B. O documento de fls. 1008 e 105 dos autos é uma pública-forma do título de depósito de fichas de jogo com o n.º 71559, não foi impugnado e faz prova plena das declarações atribuídas ao seu autor, conforme o respectivo original (cf. artigos 368.º, 370.º e 380.º do Código Civil);
C. Foram juntos outros títulos de depósito de fichas (a fls. 1017 a 1127 dos autos), dos quais os títulos com os números 28470, 71284, 71291, 71303, 71310, 71313 e 71320, cuja inscrição “CANCELLED” não é da autoria do Recorrente, nem foi pelo mesmo consentida ou confirmada.
D. Cita-se doutrina relevante sobre a necessidade da prova do contrário (e, por conseguinte, insuficiência da mera contraprova) dos factos que se achem provados por documento com força probatória plena.
E. Ficou provado que a Recorrida reconhecia que o depósito de fichas pelo Recorrente poderia ter um carácter liberatório, ou seja, podia ser realizado com intuito de liquidação de empréstimos de jogo concedidos ao Recorrente.
F. Ficou provado que a recorrida não emitia qualquer recibo de quitação: transcreve-se o depoimento da testemunha C, Translator 1, Recorded on 10-Nov-2021 at 17.03.45 (3J6Q(_NW02620319) aos 02m:15s.
G. Ficou provado, bem assim, que o título de depósito de fichas é o mesmo, quer este seja meramente temporário (quando o jogador pretenda continuar a jogar mais tarde), ou definitivo (quando o jogador pretende reembolsar um empréstimo): procede-se à transcrição dos depoimentos das testemunhas D (Translator 3 “Recorded on 10-Nov-2021 at 16.20.04 (3J6OIS)G02520319)”; às 01h:33m:50s; Translator 1, Recorded on 10-Nov-2021 at 18.29.21 (3J6SV)-W02620319), aos 09m:37s) e C (Translator 1 - Recorded on 10-Nov-2021 at 17.17.15 (3J6QE)E102620319), aos 02m:41s e aos 03m:16s).

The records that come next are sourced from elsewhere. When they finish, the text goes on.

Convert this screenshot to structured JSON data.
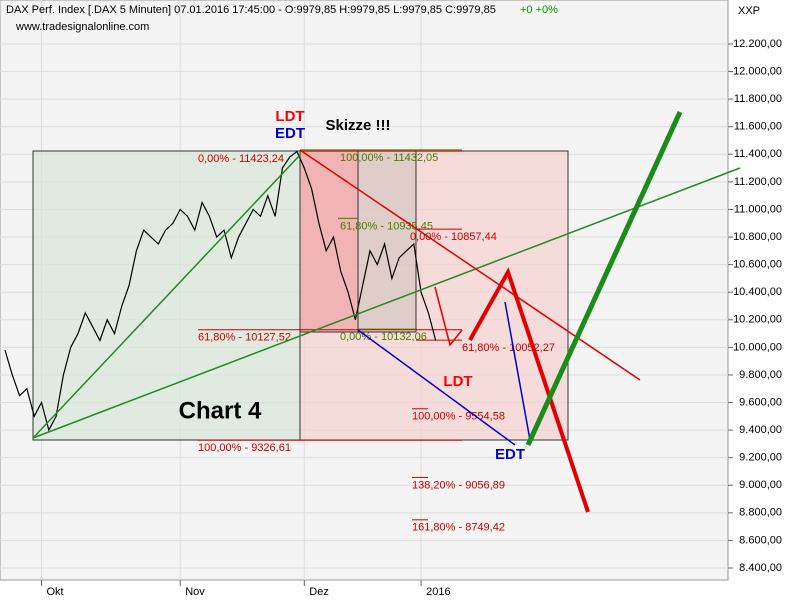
{
  "chart_data": {
    "type": "line",
    "header": "DAX Perf. Index [.DAX  5 Minuten] 07.01.2016 17:45:00 - O:9979,85 H:9979,85 L:9979,85 C:9979,85",
    "change": "+0 +0%",
    "source": "www.tradesignalonline.com",
    "axis_label": "XXP",
    "color": "#000000",
    "categories": [
      null,
      null,
      null,
      null,
      null,
      "Okt",
      null,
      null,
      null,
      null,
      null,
      null,
      null,
      null,
      null,
      null,
      null,
      null,
      null,
      null,
      null,
      null,
      null,
      null,
      "Nov",
      null,
      null,
      null,
      null,
      null,
      null,
      null,
      null,
      null,
      null,
      null,
      null,
      null,
      null,
      null,
      null,
      "Dez",
      null,
      null,
      null,
      null,
      null,
      null,
      null,
      null,
      null,
      null,
      null,
      null,
      null,
      null,
      null,
      "2016",
      null,
      null
    ],
    "values": [
      9980,
      9800,
      9650,
      9700,
      9500,
      9600,
      9400,
      9500,
      9800,
      10000,
      10100,
      10250,
      10150,
      10050,
      10200,
      10100,
      10300,
      10450,
      10700,
      10850,
      10800,
      10750,
      10850,
      10900,
      11000,
      10950,
      10850,
      11050,
      10950,
      10800,
      10850,
      10650,
      10800,
      10900,
      11000,
      10950,
      11100,
      10950,
      11300,
      11380,
      11420,
      11300,
      11150,
      10900,
      10700,
      10800,
      10550,
      10400,
      10200,
      10450,
      10700,
      10600,
      10750,
      10500,
      10650,
      10700,
      10750,
      10400,
      10250,
      10050
    ],
    "ylim": [
      8313,
      12519
    ],
    "yticks": [
      {
        "value": 8400,
        "label": "8.400,00"
      },
      {
        "value": 8600,
        "label": "8.600,00"
      },
      {
        "value": 8800,
        "label": "8.800,00"
      },
      {
        "value": 9000,
        "label": "9.000,00"
      },
      {
        "value": 9200,
        "label": "9.200,00"
      },
      {
        "value": 9400,
        "label": "9.400,00"
      },
      {
        "value": 9600,
        "label": "9.600,00"
      },
      {
        "value": 9800,
        "label": "9.800,00"
      },
      {
        "value": 10000,
        "label": "10.000,00"
      },
      {
        "value": 10200,
        "label": "10.200,00"
      },
      {
        "value": 10400,
        "label": "10.400,00"
      },
      {
        "value": 10600,
        "label": "10.600,00"
      },
      {
        "value": 10800,
        "label": "10.800,00"
      },
      {
        "value": 11000,
        "label": "11.000,00"
      },
      {
        "value": 11200,
        "label": "11.200,00"
      },
      {
        "value": 11400,
        "label": "11.400,00"
      },
      {
        "value": 11600,
        "label": "11.600,00"
      },
      {
        "value": 11800,
        "label": "11.800,00"
      },
      {
        "value": 12000,
        "label": "12.000,00"
      },
      {
        "value": 12200,
        "label": "12.200,00"
      }
    ],
    "grid": true,
    "fib_levels": [
      {
        "label": "0,00% - 11423,24",
        "value": 11423.24,
        "color": "#cc0000"
      },
      {
        "label": "100,00% - 11432,05",
        "value": 11432.05,
        "color": "#4d7a00"
      },
      {
        "label": "61,80% - 10935,45",
        "value": 10935.45,
        "color": "#4d7a00"
      },
      {
        "label": "0,00% - 10857,44",
        "value": 10857.44,
        "color": "#cc0000"
      },
      {
        "label": "61,80% - 10127,52",
        "value": 10127.52,
        "color": "#cc0000"
      },
      {
        "label": "0,00% - 10132,06",
        "value": 10132.06,
        "color": "#4d7a00"
      },
      {
        "label": "61,80% - 10052,27",
        "value": 10052.27,
        "color": "#cc0000"
      },
      {
        "label": "100,00% - 9554,58",
        "value": 9554.58,
        "color": "#cc0000"
      },
      {
        "label": "100,00% - 9326,61",
        "value": 9326.61,
        "color": "#cc0000"
      },
      {
        "label": "138,20% - 9056,89",
        "value": 9056.89,
        "color": "#cc0000"
      },
      {
        "label": "161,80% - 8749,42",
        "value": 8749.42,
        "color": "#cc0000"
      }
    ],
    "annotations": [
      {
        "text": "LDT",
        "color": "#ff0000"
      },
      {
        "text": "EDT",
        "color": "#0000cc"
      },
      {
        "text": "Skizze !!!",
        "color": "#000000"
      },
      {
        "text": "Chart 4",
        "color": "#000000"
      },
      {
        "text": "LDT",
        "color": "#ff0000"
      },
      {
        "text": "EDT",
        "color": "#0000cc"
      }
    ]
  }
}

H. Tendo sido produzida prova plena do depósito de fichas de jogo (de valor superior ao da dívida exequenda) e estabelecendo-se - pelo menos - um princípio de prova quanto ao respectivo carácter liberatório, incumbia à Recorrida fazer contraprova do referido facto (demonstrando que não houve depósito ou de que o depósito não foi efectuado com intuito de reembolso do empréstimo) ou apresentar prova do contrário (ou seja, prova de que o depósito foi feito para um outro fim, designadamente para ora Recorrente continuar a jogar).
Porém:
I. Foi alegada a falsidade do documento de fls. 1042 e não foram removidas as dúvidas sobre a sua autenticidade, nos termos e para os efeitos do artigo 361.º do Código Civil, existindo, outrossim, prova de que tais dúvidas são fundadas:
(i) Em primeiro lugar, porque a Recorrida alega não saber do paradeiro do original desse documento, não obstante a mesma reputar tais documentos como muito importantes e os mesmos deverem ser guardados no respectivo cofre;
- transcreve-se o depoimento da testemunha C (cf. Translator 1, Recorded on 10-Nov-2021 at 16.27.22 (3J6OSE- 102620319), aos 27m:25s e 05m:35s)-
(ii) Depois, porque, não obstante a importância do documento e o seu estranho desaparecimento, a Recorrida não solicitou ao Recorrente informação sobre o seu paradeiro ou a entrega do respectivo original;
- transcreve-se o depoimento da testemunha D, Translator 1 - Recorded on 10-Nov-2021 at 18.04.59 (3J6S-JFG02620319), aos 14m:39s –
(iii) E, ainda, porque nenhuma das testemunhas presenciou a aposição da menção “CANCELLED” no título de depósito em causa, pelo que nenhuma prestou depoimento directo quanto à atribuição da autoria ao Recorrente;
- transcreve-se o depoimento da testemunha C, aos 03m:18s da Gravação Recorded on 10-Nov-2021 at 17.24.09 (3J6QO2B102620319), e da testemunha D, aos 13m:14s da Gravação Recorded on 10-Nov-2021 at 18.04.59 (3J6S-JFG02620319) (Translator 1).
Assim:
J. É manifestamente infundada a convicção formada pelo Tribunal a quo de que o depósito de fichas (sic) “acabou por ser levantado para outos fins” (cf. fls. 3 do Acórdão da matéria de facto), porquanto a mesma se funda num documento sobre cuja autenticidade há dúvidas, que não foram sanadas.
Acresce que:
K. A inscrição da menção “CANCELLED” nos talões de depósito de fichas números 28470, 71284, 71291, 71303, 71310, 71313 e 71320 (Anexos 31 a 37 ao requerimento de fls. 1017) não se acha subscrita pelo Recorrente.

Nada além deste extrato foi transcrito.